The large underground complex actually consists of two adjacent rock churches, located in the basement of the former Pagliari hospital. The current reservoir is due to their fusion, through the demolition of the rock diaphragm that separated them. Both churches are binavate, with the apses facing east. The oldest of the crypts, whose excavation could date back to the X-XI century, is the one located further south, and has the raised quadrangular bema with semi-circular apse, most likely, originally, accompanied by a wooden iconostasis and which it seems attributable to the Greek rite. The Latin rite was officiated in the other church, which shows, in the flat-bottomed apse, an 18th-century baroque altar, topped with a fresco by Sant'Antonio Abate, dated to the same period. The frescoes by Blessed Pope Urban V date back to the 14th-15th centuries, holding a tablet with the faces of Saints Peter and Paul, the Annunciation, located to the left of the entrance, another fresco of Saint Anthony, and that of San Giacomo, dressed as a pilgrim. In the oldest crypt, on the sides of the entrance door, San Nicola and Santa Caterina (XII-XIII century) are painted on the left. The representation of Sant’Eligio stands on the southern wall, flanked by a diptych with Santa Elena and San Leonardo and, therefore, a large fresco of San Nicola and a Virgin with Child. Next to the bema there is a large niche where the Crucifixion with the Trinity is depicted. Before the bema, St. James the Apostle is still frescoed, while in the presbytery, from right to left, we find images of an Annunciation, of St. Peter Martyr, of the Pantocrator in déesis, of another painting by Sant'Antonio Abate and, therefore, of a San Vito, a Crucifixion and a Santo Stefano. The bema frescoes have been dated to the 14th-15th centuries.
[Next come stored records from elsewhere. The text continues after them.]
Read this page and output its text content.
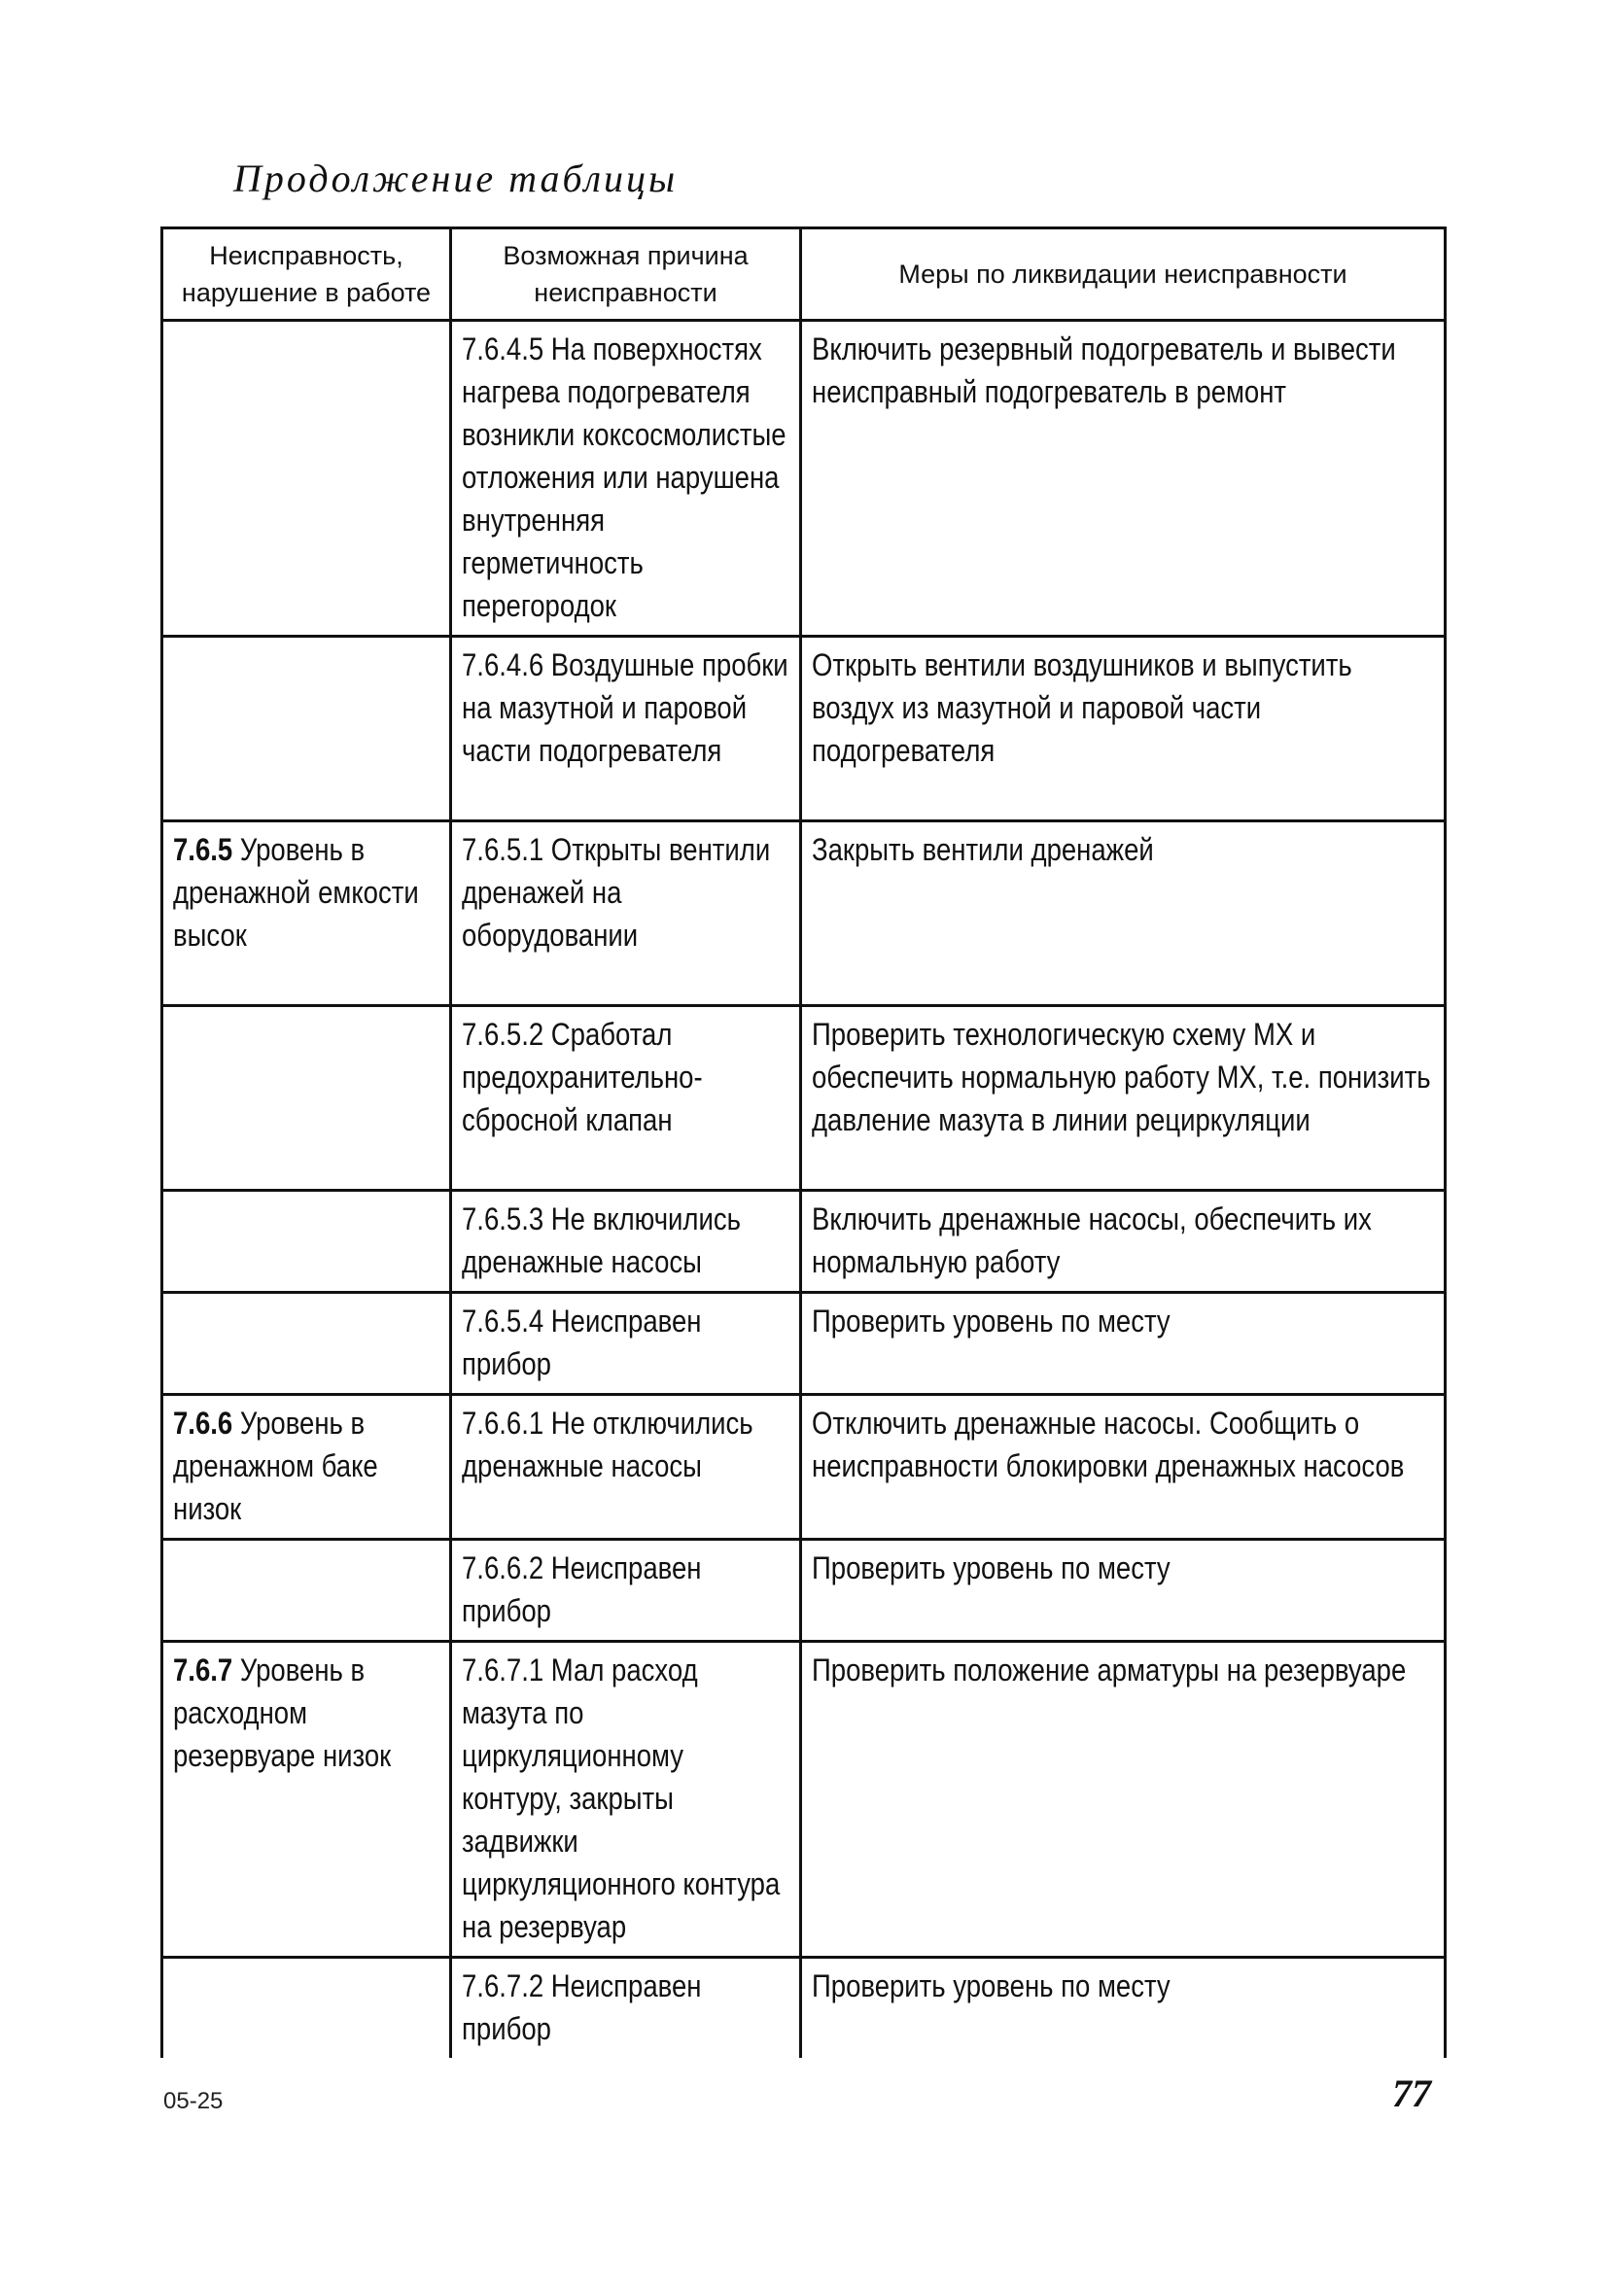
Продолжение таблицы
Неисправность, нарушение в работе	Возможная причина неисправности	Меры по ликвидации неисправности

	7.6.4.5 На поверхностях нагрева подогревателя возникли коксосмолистые отложения или нарушена внутренняя герметичность перегородок	Включить резервный подогреватель и вывести неисправный подогреватель в ремонт

	7.6.4.6 Воздушные пробки на мазутной и паровой части подогревателя	Открыть вентили воздушников и выпустить воздух из мазутной и паровой части подогревателя

7.6.5 Уровень в дренажной емкости высок	7.6.5.1 Открыты вентили дренажей на оборудовании	Закрыть вентили дренажей

	7.6.5.2 Сработал предохранительно-сбросной клапан	Проверить технологическую схему МХ и обеспечить нормальную работу МХ, т.е. понизить давление мазута в линии рециркуляции

	7.6.5.3 Не включились дренажные насосы	Включить дренажные насосы, обеспечить их нормальную работу

	7.6.5.4 Неисправен прибор	Проверить уровень по месту

7.6.6 Уровень в дренажном баке низок	7.6.6.1 Не отключились дренажные насосы	Отключить дренажные насосы. Сообщить о неисправности блокировки дренажных насосов

	7.6.6.2 Неисправен прибор	Проверить уровень по месту

7.6.7 Уровень в расходном резервуаре низок	7.6.7.1 Мал расход мазута по циркуляционному контуру, закрыты задвижки циркуляционного контура на резервуар	Проверить положение арматуры на резервуаре

	7.6.7.2 Неисправен прибор	Проверить уровень по месту
05-25	77
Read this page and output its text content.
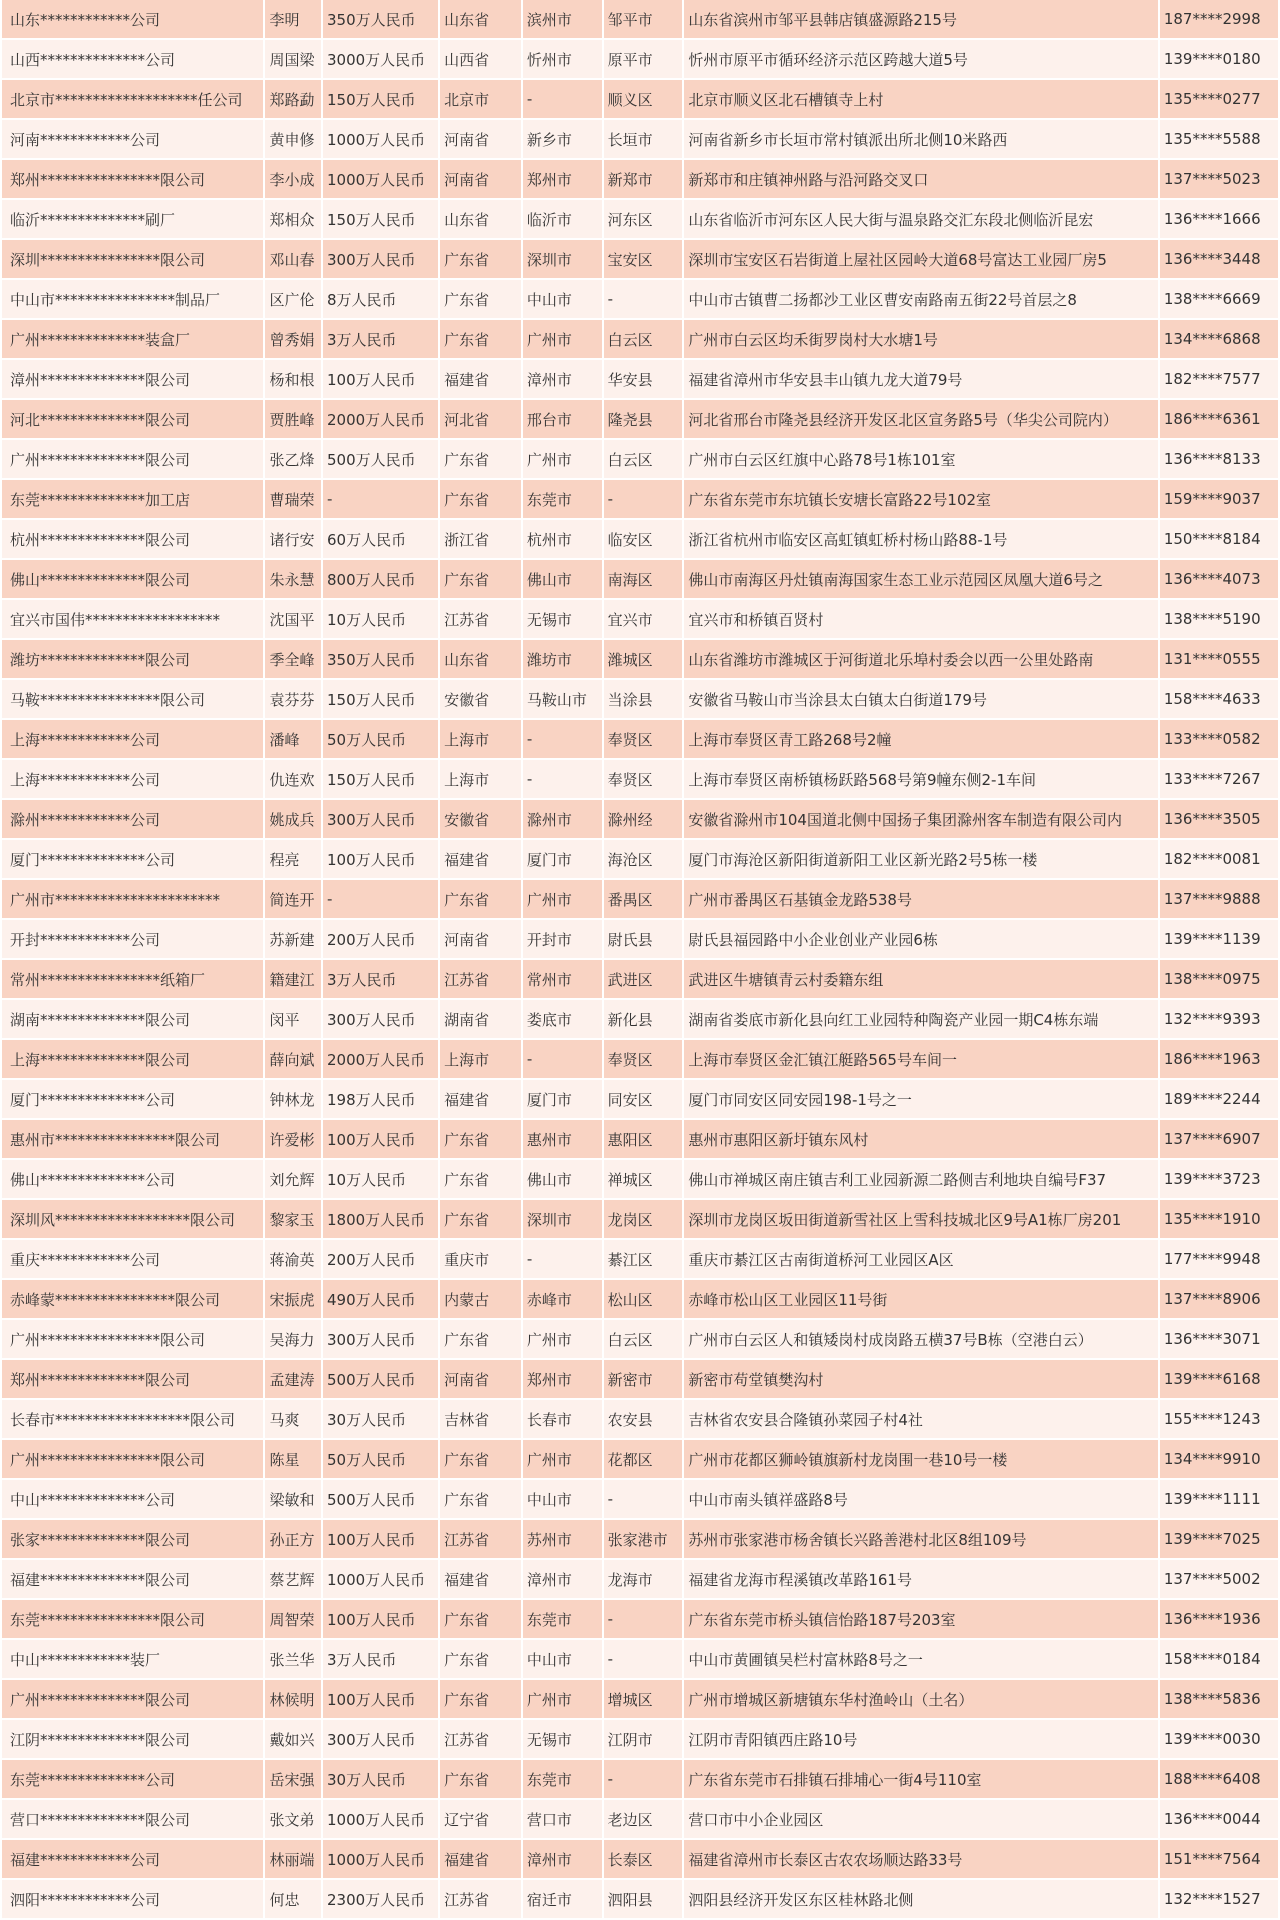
山东************公司	李明	350万人民币	山东省	滨州市	邹平市	山东省滨州市邹平县韩店镇盛源路215号	187****2998
山西**************公司	周国梁	3000万人民币	山西省	忻州市	原平市	忻州市原平市循环经济示范区跨越大道5号	139****0180
北京市*******************任公司	郑路勐	150万人民币	北京市	-	顺义区	北京市顺义区北石槽镇寺上村	135****0277
河南************公司	黄申修	1000万人民币	河南省	新乡市	长垣市	河南省新乡市长垣市常村镇派出所北侧10米路西	135****5588
郑州****************限公司	李小成	1000万人民币	河南省	郑州市	新郑市	新郑市和庄镇神州路与沿河路交叉口	137****5023
临沂**************刷厂	郑相众	150万人民币	山东省	临沂市	河东区	山东省临沂市河东区人民大街与温泉路交汇东段北侧临沂昆宏	136****1666
深圳****************限公司	邓山春	300万人民币	广东省	深圳市	宝安区	深圳市宝安区石岩街道上屋社区园岭大道68号富达工业园厂房5	136****3448
中山市****************制品厂	区广伦	8万人民币	广东省	中山市	-	中山市古镇曹二扬都沙工业区曹安南路南五街22号首层之8	138****6669
广州**************装盒厂	曾秀娟	3万人民币	广东省	广州市	白云区	广州市白云区均禾街罗岗村大水塘1号	134****6868
漳州**************限公司	杨和根	100万人民币	福建省	漳州市	华安县	福建省漳州市华安县丰山镇九龙大道79号	182****7577
河北**************限公司	贾胜峰	2000万人民币	河北省	邢台市	隆尧县	河北省邢台市隆尧县经济开发区北区宣务路5号（华尖公司院内）	186****6361
广州**************限公司	张乙烽	500万人民币	广东省	广州市	白云区	广州市白云区红旗中心路78号1栋101室	136****8133
东莞**************加工店	曹瑞荣	-	广东省	东莞市	-	广东省东莞市东坑镇长安塘长富路22号102室	159****9037
杭州**************限公司	诸行安	60万人民币	浙江省	杭州市	临安区	浙江省杭州市临安区高虹镇虹桥村杨山路88-1号	150****8184
佛山**************限公司	朱永慧	800万人民币	广东省	佛山市	南海区	佛山市南海区丹灶镇南海国家生态工业示范园区凤凰大道6号之	136****4073
宜兴市国伟******************	沈国平	10万人民币	江苏省	无锡市	宜兴市	宜兴市和桥镇百贤村	138****5190
潍坊**************限公司	季全峰	350万人民币	山东省	潍坊市	潍城区	山东省潍坊市潍城区于河街道北乐埠村委会以西一公里处路南	131****0555
马鞍****************限公司	袁芬芬	150万人民币	安徽省	马鞍山市	当涂县	安徽省马鞍山市当涂县太白镇太白街道179号	158****4633
上海************公司	潘峰	50万人民币	上海市	-	奉贤区	上海市奉贤区青工路268号2幢	133****0582
上海************公司	仇连欢	150万人民币	上海市	-	奉贤区	上海市奉贤区南桥镇杨跃路568号第9幢东侧2-1车间	133****7267
滁州************公司	姚成兵	300万人民币	安徽省	滁州市	滁州经	安徽省滁州市104国道北侧中国扬子集团滁州客车制造有限公司内	136****3505
厦门**************公司	程亮	100万人民币	福建省	厦门市	海沧区	厦门市海沧区新阳街道新阳工业区新光路2号5栋一楼	182****0081
广州市**********************	简连开	-	广东省	广州市	番禺区	广州市番禺区石基镇金龙路538号	137****9888
开封************公司	苏新建	200万人民币	河南省	开封市	尉氏县	尉氏县福园路中小企业创业产业园6栋	139****1139
常州****************纸箱厂	籍建江	3万人民币	江苏省	常州市	武进区	武进区牛塘镇青云村委籍东组	138****0975
湖南**************限公司	闵平	300万人民币	湖南省	娄底市	新化县	湖南省娄底市新化县向红工业园特种陶瓷产业园一期C4栋东端	132****9393
上海**************限公司	薛向斌	2000万人民币	上海市	-	奉贤区	上海市奉贤区金汇镇江艇路565号车间一	186****1963
厦门**************公司	钟林龙	198万人民币	福建省	厦门市	同安区	厦门市同安区同安园198-1号之一	189****2244
惠州市****************限公司	许爱彬	100万人民币	广东省	惠州市	惠阳区	惠州市惠阳区新圩镇东风村	137****6907
佛山**************公司	刘允辉	10万人民币	广东省	佛山市	禅城区	佛山市禅城区南庄镇吉利工业园新源二路侧吉利地块自编号F37	139****3723
深圳风******************限公司	黎家玉	1800万人民币	广东省	深圳市	龙岗区	深圳市龙岗区坂田街道新雪社区上雪科技城北区9号A1栋厂房201	135****1910
重庆************公司	蒋渝英	200万人民币	重庆市	-	綦江区	重庆市綦江区古南街道桥河工业园区A区	177****9948
赤峰蒙****************限公司	宋振虎	490万人民币	内蒙古	赤峰市	松山区	赤峰市松山区工业园区11号街	137****8906
广州****************限公司	吴海力	300万人民币	广东省	广州市	白云区	广州市白云区人和镇矮岗村成岗路五横37号B栋（空港白云）	136****3071
郑州**************限公司	孟建涛	500万人民币	河南省	郑州市	新密市	新密市苟堂镇樊沟村	139****6168
长春市******************限公司	马爽	30万人民币	吉林省	长春市	农安县	吉林省农安县合隆镇孙菜园子村4社	155****1243
广州****************限公司	陈星	50万人民币	广东省	广州市	花都区	广州市花都区狮岭镇旗新村龙岗围一巷10号一楼	134****9910
中山**************公司	梁敏和	500万人民币	广东省	中山市	-	中山市南头镇祥盛路8号	139****1111
张家**************限公司	孙正方	100万人民币	江苏省	苏州市	张家港市	苏州市张家港市杨舍镇长兴路善港村北区8组109号	139****7025
福建**************限公司	蔡艺辉	1000万人民币	福建省	漳州市	龙海市	福建省龙海市程溪镇改革路161号	137****5002
东莞****************限公司	周智荣	100万人民币	广东省	东莞市	-	广东省东莞市桥头镇信怡路187号203室	136****1936
中山************装厂	张兰华	3万人民币	广东省	中山市	-	中山市黄圃镇吴栏村富林路8号之一	158****0184
广州**************限公司	林候明	100万人民币	广东省	广州市	增城区	广州市增城区新塘镇东华村渔岭山（土名）	138****5836
江阴**************限公司	戴如兴	300万人民币	江苏省	无锡市	江阴市	江阴市青阳镇西庄路10号	139****0030
东莞**************公司	岳宋强	30万人民币	广东省	东莞市	-	广东省东莞市石排镇石排埔心一街4号110室	188****6408
营口**************限公司	张文弟	1000万人民币	辽宁省	营口市	老边区	营口市中小企业园区	136****0044
福建************公司	林丽端	1000万人民币	福建省	漳州市	长泰区	福建省漳州市长泰区古农农场顺达路33号	151****7564
泗阳************公司	何忠	2300万人民币	江苏省	宿迁市	泗阳县	泗阳县经济开发区东区桂林路北侧	132****1527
Rock church of San Leonardo

The hypogean church probably originates from a classical chamber tomb, readapted to a sacred place in the early Middle Ages. It is accessed through a downhill corridor or dromos and currently has a large rectangular hall with a single quadrangular pillar.

The vault is flat and partially collapsed; to the east there is a semi-iconostasis and therefore the bema, slightly raised, which has the semicircular apse, and the only diaconicon on its left. In fact, the excavation, to the right of the apse, of the Prothesis - the other constant element of the Byzantine architecture of the Bema - seems to have been interrupted due to static instability in the rock bank.
The endowment of the sacred frescoes of the rock church is remarkable: starting from the left, on the iconostatic septum we find the remains of the portraits of the apostles Saint Andrew and Saint Peter, then a holy deacon, probably Saint Stephen; on the first pillar, a Saint Nicholas, flanked by the Archangel Gabriel on the semi-collapsed wall of access to the apse, and the Virgin Annunciation on the opposite septum, flanked by the pillar, where traces of a halo remain faint. In the arch between the two pillars are paintings of Santi Medici San Cosma (right) and San Damiano (left), of Comnene influence, dating back to the thirteenth century. Even the San Paolo Eremita and Sant’Antonio Abate, frescoed in the arch between the classroom and the diaconicon, belong to the conservative Byzantine art of this period.

In the apse there is a beautiful representation of the Byzantine school of the Pantocrator in déesis dating back to the fourteenth century. Traces of other frescoes can be found on the pillar of the classroom and on the west wall of the crypt, the latter most likely depicting an Annunciation.